At the EAI conference last weekend, Seán Mullen read a brilliant Targum that he put together for Paul's address on Mars Hill in Acts 17. Seán didn't mention anything about Targums, but as soon as he began reading, it reminded me of what I've heard of the Jewish tradition of translating Hebrew scriptures into Aramaic. They're essentially an effort to re-hear God's voice in a particular context. The following is Seán's "Targum," his effort to speak scripture into the Irish context:
"People of Dublin! I see that in every way you are very busy. For as I walked around and looked carefully at what you dedicate yourselves to, I found your city jammed with frazzled, hassled people pursing what they see as a better life. Now what you pursue as something unattainable I am going to proclaim to you.
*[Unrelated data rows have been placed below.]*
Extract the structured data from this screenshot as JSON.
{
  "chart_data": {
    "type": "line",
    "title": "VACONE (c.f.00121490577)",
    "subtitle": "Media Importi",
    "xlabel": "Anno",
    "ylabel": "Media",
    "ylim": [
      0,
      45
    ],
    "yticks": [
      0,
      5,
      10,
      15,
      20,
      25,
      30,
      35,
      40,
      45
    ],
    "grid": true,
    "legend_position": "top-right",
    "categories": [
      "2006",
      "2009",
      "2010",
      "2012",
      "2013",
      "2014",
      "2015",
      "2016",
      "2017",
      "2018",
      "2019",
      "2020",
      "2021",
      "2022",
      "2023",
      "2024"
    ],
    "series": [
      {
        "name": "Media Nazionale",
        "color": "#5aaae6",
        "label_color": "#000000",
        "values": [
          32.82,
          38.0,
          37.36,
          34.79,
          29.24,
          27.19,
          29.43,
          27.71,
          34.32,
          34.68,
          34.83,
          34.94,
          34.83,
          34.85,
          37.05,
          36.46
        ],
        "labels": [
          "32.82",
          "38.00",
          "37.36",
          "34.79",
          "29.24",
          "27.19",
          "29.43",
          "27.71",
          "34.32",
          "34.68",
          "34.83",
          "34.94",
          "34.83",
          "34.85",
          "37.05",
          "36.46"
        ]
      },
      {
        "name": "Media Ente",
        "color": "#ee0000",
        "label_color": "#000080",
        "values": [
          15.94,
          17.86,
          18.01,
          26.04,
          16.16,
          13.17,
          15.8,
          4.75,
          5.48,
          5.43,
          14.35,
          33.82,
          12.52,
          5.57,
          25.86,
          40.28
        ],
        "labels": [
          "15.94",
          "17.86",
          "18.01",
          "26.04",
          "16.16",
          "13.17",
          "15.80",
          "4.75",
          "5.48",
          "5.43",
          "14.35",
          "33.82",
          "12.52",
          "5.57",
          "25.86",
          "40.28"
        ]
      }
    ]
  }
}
"The God who made the world and everything in it is the entrepreneur behind all of human life and he is not found in the unceasing pursuit of financial security. And he is not kept happy by occasional visits to church or money in the collection plate as though he needed a little bit of your time and money, because all the time and money and everything else you have, come from him. He has been responsible for the whole human story from the beginning until now, and he decided that you should have the place that you now have in his story, Ireland in 2006. And the reason he did this was so that you would seek him as the source of life and joy and maybe even find him, because he’s not as far away as you may think. He has already been giving you a lot more help than you can even imagine. As one of your own poets has said, 'Sometimes you can’t make it on your own.'
“Therefore since we were made for God and to find life in a relationship with him, we should not think that life will be found in a successful career or making lots of money; these are mere human plans. In the past God was willing to let that foolishness go, but now he has done something so we can no longer ignore his call. He has set a time when a life spent pursuing stuff rather than pursuing him will be shown to have been useless, a waste of time. He has given proof of this to all of us by Jesus’ life death and resurrection and by bringing into existence communities of Jesus apprentices who, in this city, live radically non-materialistic lives and who dedicate themselves to pursing life with God and the justice of God in this city and country.”
Not only did he do a clever job of quoting one of the most popular of contemporary Irish "poets," but he also brilliantly speaks the passage from Acts into the Irish economic context that has had such an amazing impact in the culture at large. Now that I think of it, this could easily be read in the context of a lot of other Western cities/countries as well.